それは事件そのものよりも、事件を起こした犯罪者側に視点を当て、
様々な動機と状況から、在りのままの姿を現しているのです。
犯罪のことが語られているのに、読後感に後味の悪さが
あまり無いのは、犯罪を犯した人間描写が巧みだからでしょう。
「フェーナー氏」と「緑」が特におススメです。





我が読書の師、笹原圭一氏(知らない方は各自調査)の書評で紹介され、
衝動的に読みたくなり、即電子書籍で買った作品です。
結論から言えば、買って損のない珠玉の面白さでした。
今回紹介する中では唯一の長編小説ですけど、
長さはまったく感じさせません。

話としては、学生時代からの親友であるナオミとカナコが、
DVを日常的に行うカナコの夫を殺害する計画を立てる物語が
前半はナオミ視点、後半はカナコ視点で語られています。
内容に目新しさはありません。
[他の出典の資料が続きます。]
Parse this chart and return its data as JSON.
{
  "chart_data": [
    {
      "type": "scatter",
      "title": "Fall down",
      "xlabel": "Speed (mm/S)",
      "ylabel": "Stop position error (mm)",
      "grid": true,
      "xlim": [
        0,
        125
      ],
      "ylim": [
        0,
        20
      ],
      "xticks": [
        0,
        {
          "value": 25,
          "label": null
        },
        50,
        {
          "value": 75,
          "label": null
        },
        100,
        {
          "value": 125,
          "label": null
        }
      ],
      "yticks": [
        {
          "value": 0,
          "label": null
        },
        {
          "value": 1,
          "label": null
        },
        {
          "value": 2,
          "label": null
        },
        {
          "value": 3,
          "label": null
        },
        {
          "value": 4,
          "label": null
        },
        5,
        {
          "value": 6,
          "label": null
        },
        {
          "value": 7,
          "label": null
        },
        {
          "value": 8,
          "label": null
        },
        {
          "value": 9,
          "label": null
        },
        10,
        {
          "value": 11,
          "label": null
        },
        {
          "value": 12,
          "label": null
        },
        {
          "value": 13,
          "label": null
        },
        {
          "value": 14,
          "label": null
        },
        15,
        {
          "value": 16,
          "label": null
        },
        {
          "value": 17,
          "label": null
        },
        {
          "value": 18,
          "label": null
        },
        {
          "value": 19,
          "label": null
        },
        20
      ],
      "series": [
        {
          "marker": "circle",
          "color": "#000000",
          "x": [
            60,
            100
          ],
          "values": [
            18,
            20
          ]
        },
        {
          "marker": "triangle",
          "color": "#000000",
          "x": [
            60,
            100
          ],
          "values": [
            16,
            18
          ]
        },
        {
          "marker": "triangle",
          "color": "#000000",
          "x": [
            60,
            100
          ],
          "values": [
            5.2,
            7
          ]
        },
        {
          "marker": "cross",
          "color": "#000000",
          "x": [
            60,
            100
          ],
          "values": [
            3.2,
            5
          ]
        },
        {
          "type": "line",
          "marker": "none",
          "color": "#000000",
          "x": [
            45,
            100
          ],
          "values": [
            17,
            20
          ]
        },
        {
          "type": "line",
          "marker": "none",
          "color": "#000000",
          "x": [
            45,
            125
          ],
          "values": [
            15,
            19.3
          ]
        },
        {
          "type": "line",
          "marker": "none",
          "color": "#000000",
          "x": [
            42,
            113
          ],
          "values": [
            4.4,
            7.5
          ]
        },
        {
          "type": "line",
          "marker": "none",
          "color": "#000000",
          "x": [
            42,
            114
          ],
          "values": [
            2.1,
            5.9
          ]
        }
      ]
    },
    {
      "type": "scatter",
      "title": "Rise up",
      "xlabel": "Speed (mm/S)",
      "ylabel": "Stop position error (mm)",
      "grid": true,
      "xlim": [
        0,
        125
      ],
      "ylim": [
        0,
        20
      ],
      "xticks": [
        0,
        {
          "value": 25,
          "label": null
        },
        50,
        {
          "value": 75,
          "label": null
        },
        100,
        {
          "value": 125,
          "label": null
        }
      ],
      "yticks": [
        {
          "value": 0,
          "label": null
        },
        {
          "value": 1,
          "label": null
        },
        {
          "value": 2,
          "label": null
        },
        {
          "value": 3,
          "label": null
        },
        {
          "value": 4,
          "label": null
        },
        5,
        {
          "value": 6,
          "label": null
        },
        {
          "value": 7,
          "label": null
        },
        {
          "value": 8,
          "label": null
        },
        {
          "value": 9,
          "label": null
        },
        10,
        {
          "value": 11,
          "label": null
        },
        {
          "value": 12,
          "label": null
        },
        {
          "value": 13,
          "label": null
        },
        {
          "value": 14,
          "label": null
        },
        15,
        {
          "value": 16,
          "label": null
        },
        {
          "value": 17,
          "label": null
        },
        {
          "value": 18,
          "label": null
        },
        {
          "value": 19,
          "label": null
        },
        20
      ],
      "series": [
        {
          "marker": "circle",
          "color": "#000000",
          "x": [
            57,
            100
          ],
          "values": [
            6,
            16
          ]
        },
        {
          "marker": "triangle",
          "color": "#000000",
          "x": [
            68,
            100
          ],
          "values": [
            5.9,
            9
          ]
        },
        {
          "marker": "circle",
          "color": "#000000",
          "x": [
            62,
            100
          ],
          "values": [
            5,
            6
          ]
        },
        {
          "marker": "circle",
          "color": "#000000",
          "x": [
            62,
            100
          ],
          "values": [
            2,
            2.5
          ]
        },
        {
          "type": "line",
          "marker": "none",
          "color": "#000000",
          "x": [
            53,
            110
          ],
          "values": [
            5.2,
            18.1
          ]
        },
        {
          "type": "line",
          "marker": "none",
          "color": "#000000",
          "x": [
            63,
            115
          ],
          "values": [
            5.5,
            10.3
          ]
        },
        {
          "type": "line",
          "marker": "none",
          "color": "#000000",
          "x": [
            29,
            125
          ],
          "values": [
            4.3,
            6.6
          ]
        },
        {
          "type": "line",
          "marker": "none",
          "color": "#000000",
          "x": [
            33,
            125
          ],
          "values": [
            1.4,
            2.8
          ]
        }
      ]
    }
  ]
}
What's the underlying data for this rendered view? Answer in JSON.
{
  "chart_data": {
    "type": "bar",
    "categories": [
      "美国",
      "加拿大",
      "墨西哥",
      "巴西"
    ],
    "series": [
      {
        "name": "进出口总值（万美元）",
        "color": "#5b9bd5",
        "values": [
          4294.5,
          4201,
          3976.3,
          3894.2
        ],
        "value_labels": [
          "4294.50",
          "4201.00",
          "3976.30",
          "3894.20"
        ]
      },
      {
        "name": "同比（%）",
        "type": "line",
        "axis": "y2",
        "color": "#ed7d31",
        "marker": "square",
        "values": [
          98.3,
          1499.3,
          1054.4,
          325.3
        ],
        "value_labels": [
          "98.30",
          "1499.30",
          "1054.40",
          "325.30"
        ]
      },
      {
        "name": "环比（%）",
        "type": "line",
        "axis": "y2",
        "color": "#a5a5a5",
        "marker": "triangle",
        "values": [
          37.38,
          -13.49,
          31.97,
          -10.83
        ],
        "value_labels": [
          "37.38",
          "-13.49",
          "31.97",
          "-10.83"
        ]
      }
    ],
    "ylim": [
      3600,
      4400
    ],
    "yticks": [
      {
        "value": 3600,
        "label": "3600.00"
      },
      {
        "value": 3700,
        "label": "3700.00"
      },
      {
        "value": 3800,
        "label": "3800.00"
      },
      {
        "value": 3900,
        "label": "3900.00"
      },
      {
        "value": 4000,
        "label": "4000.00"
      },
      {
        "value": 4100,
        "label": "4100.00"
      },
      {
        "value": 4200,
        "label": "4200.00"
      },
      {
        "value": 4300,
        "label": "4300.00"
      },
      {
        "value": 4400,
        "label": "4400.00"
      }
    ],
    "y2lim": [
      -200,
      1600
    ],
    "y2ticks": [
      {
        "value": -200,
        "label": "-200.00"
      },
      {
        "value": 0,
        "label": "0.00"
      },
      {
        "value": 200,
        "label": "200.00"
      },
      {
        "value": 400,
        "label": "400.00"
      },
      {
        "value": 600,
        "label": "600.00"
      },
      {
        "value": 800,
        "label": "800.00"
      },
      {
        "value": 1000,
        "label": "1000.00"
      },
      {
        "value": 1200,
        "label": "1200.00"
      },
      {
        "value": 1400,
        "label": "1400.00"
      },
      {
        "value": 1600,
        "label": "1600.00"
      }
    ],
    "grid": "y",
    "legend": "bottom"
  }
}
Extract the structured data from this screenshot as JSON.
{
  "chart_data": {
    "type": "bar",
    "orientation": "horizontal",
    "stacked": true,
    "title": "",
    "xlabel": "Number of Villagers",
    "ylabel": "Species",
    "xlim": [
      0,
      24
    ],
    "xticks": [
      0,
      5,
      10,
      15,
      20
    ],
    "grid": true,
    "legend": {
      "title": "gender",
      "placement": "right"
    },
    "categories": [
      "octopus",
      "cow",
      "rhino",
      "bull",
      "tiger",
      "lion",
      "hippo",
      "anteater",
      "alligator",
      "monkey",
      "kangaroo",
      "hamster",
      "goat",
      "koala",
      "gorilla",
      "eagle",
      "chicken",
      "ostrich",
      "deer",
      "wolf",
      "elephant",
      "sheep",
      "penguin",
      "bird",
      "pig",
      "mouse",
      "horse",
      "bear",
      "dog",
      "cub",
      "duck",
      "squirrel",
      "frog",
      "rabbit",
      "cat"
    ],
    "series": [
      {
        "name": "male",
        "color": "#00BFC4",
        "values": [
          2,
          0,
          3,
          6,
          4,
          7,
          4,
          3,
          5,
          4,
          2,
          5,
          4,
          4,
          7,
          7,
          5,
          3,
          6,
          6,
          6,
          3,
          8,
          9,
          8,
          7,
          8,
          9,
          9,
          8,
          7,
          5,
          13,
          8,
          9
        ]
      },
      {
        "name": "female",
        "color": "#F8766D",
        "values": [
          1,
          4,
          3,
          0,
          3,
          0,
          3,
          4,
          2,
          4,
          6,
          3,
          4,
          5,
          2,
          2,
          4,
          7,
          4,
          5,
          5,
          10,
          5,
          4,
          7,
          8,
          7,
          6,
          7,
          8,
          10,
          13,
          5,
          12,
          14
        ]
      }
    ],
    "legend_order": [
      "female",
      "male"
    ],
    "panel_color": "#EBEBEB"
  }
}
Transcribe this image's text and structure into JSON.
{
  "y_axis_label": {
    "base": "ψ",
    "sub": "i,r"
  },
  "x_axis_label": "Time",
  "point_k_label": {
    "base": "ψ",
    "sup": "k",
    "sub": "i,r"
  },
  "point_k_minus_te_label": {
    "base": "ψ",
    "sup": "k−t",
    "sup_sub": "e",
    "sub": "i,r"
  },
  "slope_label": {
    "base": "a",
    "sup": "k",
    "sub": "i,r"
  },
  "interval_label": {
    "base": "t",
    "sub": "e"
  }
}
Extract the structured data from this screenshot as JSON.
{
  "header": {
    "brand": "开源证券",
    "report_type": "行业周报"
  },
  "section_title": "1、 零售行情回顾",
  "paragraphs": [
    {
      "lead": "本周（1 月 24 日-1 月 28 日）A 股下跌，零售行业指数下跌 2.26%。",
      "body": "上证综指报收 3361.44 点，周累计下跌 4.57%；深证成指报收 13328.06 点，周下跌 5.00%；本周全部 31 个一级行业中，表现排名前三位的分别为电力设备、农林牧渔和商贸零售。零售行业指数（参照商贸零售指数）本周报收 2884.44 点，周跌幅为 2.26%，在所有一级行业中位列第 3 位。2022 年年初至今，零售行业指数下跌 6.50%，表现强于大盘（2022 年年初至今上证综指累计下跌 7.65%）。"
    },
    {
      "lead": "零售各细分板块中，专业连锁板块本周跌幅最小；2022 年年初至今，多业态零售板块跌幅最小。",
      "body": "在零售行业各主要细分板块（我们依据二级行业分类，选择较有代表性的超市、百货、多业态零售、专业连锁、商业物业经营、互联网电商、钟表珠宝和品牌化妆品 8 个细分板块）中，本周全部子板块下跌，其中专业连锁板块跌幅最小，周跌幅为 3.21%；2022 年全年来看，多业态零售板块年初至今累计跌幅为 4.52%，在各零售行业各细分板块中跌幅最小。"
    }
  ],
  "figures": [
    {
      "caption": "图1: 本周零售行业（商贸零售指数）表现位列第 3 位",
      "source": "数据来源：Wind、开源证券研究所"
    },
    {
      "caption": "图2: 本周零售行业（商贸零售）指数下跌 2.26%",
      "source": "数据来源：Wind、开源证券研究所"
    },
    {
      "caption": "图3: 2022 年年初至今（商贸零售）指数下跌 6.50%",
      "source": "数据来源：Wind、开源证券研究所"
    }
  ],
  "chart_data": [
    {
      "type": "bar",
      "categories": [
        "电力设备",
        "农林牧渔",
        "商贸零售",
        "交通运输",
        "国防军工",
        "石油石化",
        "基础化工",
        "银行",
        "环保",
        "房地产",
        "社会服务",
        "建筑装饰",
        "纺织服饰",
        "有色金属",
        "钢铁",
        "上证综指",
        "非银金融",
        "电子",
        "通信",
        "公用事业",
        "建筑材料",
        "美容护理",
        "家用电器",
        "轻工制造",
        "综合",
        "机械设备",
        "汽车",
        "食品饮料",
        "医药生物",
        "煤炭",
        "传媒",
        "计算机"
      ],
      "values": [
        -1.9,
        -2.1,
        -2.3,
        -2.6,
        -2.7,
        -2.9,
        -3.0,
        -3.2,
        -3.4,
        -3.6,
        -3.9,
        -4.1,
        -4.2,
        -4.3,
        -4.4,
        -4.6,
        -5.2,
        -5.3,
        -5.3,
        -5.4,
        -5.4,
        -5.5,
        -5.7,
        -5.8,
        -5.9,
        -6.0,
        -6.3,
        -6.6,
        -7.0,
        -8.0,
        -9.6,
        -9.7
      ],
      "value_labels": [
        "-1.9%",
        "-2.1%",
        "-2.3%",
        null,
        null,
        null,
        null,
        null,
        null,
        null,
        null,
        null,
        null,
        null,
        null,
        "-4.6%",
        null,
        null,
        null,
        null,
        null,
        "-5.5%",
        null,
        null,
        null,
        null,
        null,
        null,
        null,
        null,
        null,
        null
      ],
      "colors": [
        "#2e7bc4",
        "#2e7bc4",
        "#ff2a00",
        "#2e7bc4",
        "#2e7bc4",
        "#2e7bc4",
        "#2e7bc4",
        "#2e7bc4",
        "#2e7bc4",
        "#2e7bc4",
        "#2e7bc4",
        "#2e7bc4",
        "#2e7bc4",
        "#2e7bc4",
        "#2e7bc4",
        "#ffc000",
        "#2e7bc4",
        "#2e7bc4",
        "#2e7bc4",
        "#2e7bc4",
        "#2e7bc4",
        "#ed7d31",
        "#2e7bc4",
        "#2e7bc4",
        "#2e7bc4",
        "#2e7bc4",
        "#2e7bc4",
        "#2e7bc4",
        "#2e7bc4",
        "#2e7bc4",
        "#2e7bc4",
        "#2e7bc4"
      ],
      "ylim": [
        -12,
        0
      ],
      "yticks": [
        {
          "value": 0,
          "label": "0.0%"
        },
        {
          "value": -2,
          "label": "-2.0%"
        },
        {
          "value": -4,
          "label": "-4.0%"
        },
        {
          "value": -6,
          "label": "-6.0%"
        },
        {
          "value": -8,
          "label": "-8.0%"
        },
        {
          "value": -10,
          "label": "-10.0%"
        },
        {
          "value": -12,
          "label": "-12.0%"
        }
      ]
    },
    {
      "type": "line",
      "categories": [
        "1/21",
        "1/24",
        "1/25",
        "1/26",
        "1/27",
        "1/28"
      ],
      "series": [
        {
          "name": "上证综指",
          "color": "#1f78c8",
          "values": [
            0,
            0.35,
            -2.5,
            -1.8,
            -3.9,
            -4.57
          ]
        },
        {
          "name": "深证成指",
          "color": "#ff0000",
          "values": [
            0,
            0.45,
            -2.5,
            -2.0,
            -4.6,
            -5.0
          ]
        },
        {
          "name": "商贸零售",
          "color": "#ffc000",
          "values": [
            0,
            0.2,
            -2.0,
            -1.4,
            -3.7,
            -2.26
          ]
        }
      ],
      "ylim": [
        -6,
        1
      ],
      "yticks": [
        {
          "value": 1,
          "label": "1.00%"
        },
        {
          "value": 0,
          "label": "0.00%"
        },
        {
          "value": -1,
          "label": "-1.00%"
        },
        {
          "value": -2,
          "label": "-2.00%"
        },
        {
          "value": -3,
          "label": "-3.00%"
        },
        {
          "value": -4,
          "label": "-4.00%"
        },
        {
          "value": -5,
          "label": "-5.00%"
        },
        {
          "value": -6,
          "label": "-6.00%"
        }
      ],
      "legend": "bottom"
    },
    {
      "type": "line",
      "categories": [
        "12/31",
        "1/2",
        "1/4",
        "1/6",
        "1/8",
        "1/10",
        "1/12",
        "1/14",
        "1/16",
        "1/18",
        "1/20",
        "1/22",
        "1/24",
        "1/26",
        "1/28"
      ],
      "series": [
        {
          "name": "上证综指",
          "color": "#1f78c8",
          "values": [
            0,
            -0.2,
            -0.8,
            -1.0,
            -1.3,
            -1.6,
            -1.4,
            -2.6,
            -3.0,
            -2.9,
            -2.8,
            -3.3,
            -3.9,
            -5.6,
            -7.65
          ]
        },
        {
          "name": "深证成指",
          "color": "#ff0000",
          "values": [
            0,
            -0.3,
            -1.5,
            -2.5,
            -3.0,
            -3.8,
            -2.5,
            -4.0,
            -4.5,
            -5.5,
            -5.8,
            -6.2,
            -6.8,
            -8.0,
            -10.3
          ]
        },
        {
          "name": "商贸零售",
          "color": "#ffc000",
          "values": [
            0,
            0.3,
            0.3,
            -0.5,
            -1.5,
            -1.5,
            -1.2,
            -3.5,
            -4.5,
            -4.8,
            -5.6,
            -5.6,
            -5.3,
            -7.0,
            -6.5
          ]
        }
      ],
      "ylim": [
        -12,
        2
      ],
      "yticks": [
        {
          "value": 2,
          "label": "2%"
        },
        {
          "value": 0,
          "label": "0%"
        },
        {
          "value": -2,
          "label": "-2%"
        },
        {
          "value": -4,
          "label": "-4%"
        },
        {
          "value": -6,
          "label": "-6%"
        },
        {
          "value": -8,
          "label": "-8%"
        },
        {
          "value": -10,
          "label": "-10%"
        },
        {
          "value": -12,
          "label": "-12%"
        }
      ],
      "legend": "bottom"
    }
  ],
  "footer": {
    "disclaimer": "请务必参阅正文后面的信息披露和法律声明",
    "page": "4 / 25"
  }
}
しかし、抜群の読ませる文章が、
ページをめくる手を止まらせないのです。二人の心情が丁寧に描かれ、
迫って来る不穏な展開の連続に、読者は二人の共犯者のような感覚になり、
最後までサスペンスは休むことなく加速していきます。
話自体はごく平凡なので、ドラマ化や映画化するのは簡単ですけど、
これを100%味わうには小説でないと。これぞ文章の面白さだと思います。





笹原圭一氏が『ナオミとカナコ』と併せて推薦していた作品で、
同じ作者が書いてます。ありきたりな家庭のごく普通の日常にある
一般的な問題を切り取った話で、『ナオミとカナコ』とは真逆のテーマながら、
切り口と語り口はやはり似ていて、これまた圧倒的な読ませる文章です。
語られるテーマは平凡であっても退屈させません。

「我が家」と括っているものの、夫視点だったり、妻視点だったり、
子供視点だったり、それぞれで捉え方が全然違うので老若男女
誰でも(結婚してなくても家族を持っていなくても)楽しめるはず。
心が動揺してしまうようなサスペンスを好まない方には、
こちらをおススメします。読み終えるとほっこりするやら考えさせるやら。
「夫とUFO」、「里帰り」がおススメです。




それでは2016年も良き漫画、良き小説に巡り合えることを。